Announcer: Examining the latest research and telling you about the latest breakthroughs. The Science and Research Show is on The Scope.
Interviewer: I'm talking with Dr. Bryan Jones, an investigator at the Moran Eye Center at the University of Utah. Now anyone who sees you knows that you carry a camera around with you wherever you go.
Dr. Jones: I do.
Interviewer: And I suspect your love for photography might have come before you delved into science.
Dr. Jones: It did, yeah.
Interviewer: I'm wondering if that passion for photography and how maybe we see the world or how the camera sees the world sort of influenced what type of research you're doing now?
Dr. Jones: I came to photography initially in college. My first major was film studies. And I spent a lot of time with a Leica M6 camera and a Canon 1D camera that my parents had. And I fell in love with photography. I've had the privilege of knowing a couple of friends who have retinitis pigmentosa. One of my friends is an army veteran, and I've watched him go blind. So for me, the ability to do photography and to share what I see is a constant reminder of why the work we do is so important.
Interviewer: And what are you looking at these days? What's driving your research?
Dr. Jones: So our lab has two main focus areas. The first is understanding how the retina is wired. So the retina is this piece of gauzy tissue at the back of your eye that is an extension of the brain. And this brain tissue at the back of the eye is sort of a layer cake-like structure with 7,200 neurons or more in our human eyes. And it captures light, photons of light and then computes all the parameters required for vision. Captures contrast and luminance and edges and movement. And calculates all these parameters and sends that information on to others and brain and cortex and sub-cortex for higher processing.
People have been studying the retina for about 150 years, and we still don't know precisely how all those 7,200 or more neurons are wired. And that's the first mission of our lab is to try and pull apart that wiring and identify all the neurons and figure out how they are precisely wired together. That's a field called connectomics.
The second main mission of our lab is to understand how that structure and how the neuron identity and how the wiring is altered in diseases like retinitis pigmentosa and age-related macular degeneration that steal vision from us.
Interviewer: So you're looking at circuitry itself?
Dr. Jones: Yes, ma'am.
Interviewer: And how are you doing that?
Dr. Jones: So there are two new approaches that have been pioneered. The first one that was pioneered by Dr. Robert Mark here at the University of Utah called computation molecular phenotyping. We basically use antibodies to serially label tissues and pull out smaller molecule fingerprints that uniquely identify populations of neurons. And then we insert those data into electron microscopy datasets.
So we basically take the retina and section it very thin. Each section is thinner than the wavelength of light. There are about 90 nanometers. And then we section in the case of the mouse retina that we recently finished, about 1,490 nanometer sections, and then we reconstructed those 1,400 sections into a digital layer cake and create a volume and then we go in by hand and trace neurons all the way through the dataset along with all their connections, their synapses and their gap junctions.

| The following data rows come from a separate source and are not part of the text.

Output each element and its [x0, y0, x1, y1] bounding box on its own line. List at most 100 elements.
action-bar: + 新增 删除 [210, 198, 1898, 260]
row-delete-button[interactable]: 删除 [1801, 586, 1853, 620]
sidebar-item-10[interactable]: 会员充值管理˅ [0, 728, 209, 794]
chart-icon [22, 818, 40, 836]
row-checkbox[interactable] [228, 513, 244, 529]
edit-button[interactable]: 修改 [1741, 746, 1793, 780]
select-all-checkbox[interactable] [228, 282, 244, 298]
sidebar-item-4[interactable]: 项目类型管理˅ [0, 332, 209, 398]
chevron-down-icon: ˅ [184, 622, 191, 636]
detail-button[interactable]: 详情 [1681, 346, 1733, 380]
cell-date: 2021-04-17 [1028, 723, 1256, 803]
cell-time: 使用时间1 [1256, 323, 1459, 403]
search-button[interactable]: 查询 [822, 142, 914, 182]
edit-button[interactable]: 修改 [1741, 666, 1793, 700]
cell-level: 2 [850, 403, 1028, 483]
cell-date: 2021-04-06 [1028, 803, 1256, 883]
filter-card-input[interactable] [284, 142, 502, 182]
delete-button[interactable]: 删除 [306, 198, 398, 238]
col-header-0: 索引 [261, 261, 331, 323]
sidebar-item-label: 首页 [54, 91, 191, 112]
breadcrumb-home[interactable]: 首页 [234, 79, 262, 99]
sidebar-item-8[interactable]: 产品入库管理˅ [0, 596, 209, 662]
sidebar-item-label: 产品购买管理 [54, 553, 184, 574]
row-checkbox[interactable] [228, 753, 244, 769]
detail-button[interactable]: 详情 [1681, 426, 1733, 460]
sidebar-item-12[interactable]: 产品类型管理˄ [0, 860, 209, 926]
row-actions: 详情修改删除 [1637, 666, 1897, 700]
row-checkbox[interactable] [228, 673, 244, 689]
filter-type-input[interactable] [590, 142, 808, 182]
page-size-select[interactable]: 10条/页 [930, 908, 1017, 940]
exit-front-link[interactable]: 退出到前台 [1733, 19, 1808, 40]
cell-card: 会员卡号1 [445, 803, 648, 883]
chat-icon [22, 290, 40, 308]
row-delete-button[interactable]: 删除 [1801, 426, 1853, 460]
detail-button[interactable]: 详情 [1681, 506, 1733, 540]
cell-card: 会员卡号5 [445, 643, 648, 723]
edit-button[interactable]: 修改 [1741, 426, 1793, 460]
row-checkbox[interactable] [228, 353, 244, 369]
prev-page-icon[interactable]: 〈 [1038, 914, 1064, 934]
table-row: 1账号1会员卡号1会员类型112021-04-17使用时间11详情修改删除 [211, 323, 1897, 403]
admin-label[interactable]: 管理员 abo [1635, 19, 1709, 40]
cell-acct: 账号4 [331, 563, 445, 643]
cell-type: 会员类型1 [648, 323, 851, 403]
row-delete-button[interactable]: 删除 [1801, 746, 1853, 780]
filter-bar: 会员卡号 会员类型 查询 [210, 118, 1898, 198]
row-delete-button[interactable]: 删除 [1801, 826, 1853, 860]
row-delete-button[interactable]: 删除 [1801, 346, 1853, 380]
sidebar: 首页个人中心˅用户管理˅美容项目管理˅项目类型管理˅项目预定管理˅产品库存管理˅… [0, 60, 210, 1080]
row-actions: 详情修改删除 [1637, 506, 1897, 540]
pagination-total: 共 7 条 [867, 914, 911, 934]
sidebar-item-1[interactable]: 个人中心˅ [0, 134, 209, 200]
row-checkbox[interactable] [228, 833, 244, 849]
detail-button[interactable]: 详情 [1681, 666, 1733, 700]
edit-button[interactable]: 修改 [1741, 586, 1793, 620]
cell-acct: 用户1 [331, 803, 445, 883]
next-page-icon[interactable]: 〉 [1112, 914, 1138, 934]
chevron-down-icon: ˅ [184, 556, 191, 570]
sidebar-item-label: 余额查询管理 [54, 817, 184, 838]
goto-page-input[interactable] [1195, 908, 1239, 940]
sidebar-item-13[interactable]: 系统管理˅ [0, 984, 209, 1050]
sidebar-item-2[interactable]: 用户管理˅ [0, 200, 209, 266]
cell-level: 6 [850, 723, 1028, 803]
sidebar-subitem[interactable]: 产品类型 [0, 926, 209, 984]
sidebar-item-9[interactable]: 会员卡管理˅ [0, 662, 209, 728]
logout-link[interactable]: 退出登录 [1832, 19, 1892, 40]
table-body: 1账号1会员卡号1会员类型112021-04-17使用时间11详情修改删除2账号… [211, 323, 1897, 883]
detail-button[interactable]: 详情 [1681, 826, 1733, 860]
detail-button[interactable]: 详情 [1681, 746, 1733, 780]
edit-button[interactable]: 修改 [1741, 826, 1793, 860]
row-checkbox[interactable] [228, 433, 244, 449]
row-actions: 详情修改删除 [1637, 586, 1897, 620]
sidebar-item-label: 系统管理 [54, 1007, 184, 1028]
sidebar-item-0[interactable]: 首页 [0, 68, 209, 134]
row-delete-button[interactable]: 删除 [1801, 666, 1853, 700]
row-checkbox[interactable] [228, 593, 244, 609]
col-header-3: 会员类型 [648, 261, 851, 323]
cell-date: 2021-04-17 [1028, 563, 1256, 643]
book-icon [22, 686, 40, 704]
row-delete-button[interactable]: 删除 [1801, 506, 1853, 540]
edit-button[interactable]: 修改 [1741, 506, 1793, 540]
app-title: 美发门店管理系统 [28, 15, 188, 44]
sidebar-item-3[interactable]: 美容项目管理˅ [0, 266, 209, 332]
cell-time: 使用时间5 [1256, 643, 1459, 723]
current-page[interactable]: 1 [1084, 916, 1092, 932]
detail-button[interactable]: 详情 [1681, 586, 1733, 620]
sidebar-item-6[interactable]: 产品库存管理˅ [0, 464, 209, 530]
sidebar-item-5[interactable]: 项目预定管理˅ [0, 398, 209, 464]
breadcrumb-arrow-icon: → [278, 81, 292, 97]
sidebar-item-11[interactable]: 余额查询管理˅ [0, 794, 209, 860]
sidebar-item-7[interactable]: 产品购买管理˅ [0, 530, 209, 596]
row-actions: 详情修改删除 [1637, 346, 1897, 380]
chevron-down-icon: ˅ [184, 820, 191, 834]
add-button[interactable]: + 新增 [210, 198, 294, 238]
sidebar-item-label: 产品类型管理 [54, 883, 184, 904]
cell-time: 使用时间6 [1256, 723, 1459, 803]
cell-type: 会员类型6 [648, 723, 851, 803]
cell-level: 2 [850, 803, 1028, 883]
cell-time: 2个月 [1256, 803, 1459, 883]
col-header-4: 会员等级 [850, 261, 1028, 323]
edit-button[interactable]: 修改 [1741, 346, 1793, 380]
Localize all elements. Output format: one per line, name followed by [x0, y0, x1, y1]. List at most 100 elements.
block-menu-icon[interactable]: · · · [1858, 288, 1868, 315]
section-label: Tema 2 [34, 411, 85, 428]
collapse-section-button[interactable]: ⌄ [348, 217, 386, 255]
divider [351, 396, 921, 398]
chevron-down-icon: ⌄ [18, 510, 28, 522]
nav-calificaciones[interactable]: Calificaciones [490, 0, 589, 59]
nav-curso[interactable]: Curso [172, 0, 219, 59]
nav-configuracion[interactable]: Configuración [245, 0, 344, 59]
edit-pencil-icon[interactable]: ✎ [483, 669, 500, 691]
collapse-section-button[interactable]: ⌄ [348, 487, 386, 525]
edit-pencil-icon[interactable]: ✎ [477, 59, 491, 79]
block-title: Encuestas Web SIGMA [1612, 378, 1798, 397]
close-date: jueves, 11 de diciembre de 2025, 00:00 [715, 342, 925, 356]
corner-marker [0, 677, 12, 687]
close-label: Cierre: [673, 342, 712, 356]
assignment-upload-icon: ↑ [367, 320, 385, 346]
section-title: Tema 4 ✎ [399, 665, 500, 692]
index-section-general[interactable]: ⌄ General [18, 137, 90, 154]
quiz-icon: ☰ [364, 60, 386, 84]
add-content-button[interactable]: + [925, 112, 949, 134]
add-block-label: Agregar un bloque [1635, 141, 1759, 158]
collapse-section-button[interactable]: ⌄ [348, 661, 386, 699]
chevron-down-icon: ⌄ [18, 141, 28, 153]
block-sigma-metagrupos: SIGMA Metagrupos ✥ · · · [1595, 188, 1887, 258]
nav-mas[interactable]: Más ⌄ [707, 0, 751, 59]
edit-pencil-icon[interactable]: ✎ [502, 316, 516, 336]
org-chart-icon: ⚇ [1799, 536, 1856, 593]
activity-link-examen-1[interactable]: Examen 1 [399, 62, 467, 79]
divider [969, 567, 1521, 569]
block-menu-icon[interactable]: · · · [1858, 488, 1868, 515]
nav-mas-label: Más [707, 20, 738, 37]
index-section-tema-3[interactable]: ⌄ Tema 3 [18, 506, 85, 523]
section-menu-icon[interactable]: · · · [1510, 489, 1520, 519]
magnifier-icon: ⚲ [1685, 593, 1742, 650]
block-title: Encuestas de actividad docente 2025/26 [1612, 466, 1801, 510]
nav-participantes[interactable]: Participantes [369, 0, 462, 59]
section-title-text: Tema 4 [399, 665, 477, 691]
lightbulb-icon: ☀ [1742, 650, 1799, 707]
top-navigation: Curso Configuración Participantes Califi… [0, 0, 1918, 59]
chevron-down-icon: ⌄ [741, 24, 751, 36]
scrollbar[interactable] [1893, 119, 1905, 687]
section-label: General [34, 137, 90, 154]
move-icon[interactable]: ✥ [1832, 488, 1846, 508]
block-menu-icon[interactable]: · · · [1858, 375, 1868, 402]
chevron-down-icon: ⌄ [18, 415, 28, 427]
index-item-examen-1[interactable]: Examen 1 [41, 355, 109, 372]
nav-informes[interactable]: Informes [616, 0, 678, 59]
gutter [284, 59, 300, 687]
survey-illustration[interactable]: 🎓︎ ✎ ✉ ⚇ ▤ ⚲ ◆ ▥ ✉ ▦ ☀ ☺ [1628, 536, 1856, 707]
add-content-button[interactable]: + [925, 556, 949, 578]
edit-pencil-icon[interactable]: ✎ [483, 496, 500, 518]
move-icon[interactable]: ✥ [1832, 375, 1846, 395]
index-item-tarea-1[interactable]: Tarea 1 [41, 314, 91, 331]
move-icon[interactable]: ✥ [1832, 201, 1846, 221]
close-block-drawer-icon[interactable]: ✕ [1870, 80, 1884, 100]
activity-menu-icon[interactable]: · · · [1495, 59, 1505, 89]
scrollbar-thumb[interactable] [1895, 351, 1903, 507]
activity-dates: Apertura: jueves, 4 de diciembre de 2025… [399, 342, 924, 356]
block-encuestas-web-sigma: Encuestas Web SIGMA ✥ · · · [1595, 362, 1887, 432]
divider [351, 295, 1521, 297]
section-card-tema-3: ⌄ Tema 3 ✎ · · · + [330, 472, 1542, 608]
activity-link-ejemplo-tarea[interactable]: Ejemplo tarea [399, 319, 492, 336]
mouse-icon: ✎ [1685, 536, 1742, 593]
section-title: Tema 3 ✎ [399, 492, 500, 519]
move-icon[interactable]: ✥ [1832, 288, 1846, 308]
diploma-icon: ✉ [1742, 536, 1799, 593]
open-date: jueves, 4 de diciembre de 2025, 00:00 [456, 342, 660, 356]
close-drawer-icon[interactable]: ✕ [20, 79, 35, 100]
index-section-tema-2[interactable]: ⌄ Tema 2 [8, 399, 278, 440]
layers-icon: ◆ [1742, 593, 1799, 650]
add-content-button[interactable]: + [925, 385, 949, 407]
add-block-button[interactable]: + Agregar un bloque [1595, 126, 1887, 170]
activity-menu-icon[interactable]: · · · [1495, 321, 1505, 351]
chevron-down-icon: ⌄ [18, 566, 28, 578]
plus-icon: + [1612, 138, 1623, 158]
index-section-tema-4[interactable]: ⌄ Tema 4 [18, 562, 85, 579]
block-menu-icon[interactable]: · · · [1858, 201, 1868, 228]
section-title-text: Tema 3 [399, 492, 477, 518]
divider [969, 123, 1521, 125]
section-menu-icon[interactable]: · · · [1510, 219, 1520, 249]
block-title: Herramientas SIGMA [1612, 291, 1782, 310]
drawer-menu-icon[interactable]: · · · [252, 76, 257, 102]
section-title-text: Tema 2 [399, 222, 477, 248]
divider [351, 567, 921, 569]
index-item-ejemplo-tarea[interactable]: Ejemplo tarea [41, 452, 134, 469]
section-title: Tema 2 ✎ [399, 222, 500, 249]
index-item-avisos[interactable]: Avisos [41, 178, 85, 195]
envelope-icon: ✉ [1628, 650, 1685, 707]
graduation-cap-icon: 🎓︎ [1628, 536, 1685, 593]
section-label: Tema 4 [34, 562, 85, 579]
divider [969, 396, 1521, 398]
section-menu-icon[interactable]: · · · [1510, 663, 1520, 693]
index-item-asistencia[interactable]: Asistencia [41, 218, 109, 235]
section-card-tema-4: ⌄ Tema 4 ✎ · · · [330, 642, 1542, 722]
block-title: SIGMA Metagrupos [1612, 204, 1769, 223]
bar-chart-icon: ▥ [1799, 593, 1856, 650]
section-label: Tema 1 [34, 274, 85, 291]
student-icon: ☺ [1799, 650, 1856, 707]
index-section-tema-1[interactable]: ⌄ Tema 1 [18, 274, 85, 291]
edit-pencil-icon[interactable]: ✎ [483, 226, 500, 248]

Interviewer: So the hope is to create like a three dimensional representation?
Dr. Jones: Yeah. A three dimensional representation that we then extract out circuit topologies. So it turns out the circuit topologies are far more complex than we thought they were. And so we're now having to develop new software that can allow us to visualize how complex some of these topologies are. The circuit topologies are things that give us excitation and inhibition and ultimately end up tuning response profiles in retina.
Interviewer: You know, if you think about circuitry in how most of us think about circuitry, I mean, if you look at the circuitry like in a computer or in the electronic system of a car, I mean, it doesn't exactly tell you how it works. Or does it?
Dr. Jones: So there was a pretty famous paper that came out a few months ago where they took a standard computer integrated circuit chip and they took it apart digitally and they tried to predict how it would work. And it turns out they didn't have a whole lot of information. It didn't function the way it should have functioned. Or at least their models, their predictive models that they thought how it would behave, it didn't actually behave the way the chip actually did.
So while the circuitry is what we're after and the circuitry in any neural system is sort of the substrate that gives us a basic performance profile and ultimately makes us who we are, there is still a lot we don't know. And so for us the connectomics framework, the circuitry framework we're trying to obtain is only the basic starting point.
It is a framework and on that framework we have to hang physiology, we have to hang physics and we have to put molecular biology and we have to put genetics into it. And so for us it's only the very beginning of understanding how neural systems are wired. Even though the science community has been studying the retina for 150 years. In a lot of ways, we are still right at the very beginning.
Interviewer: So it's kind of new frontier. Something that hasn't really been done this way before.
Dr. Jones: Yeah, exactly.
Announcer: Interesting, informative and all in the name of better health. This is The Scope Health Sciences Radio.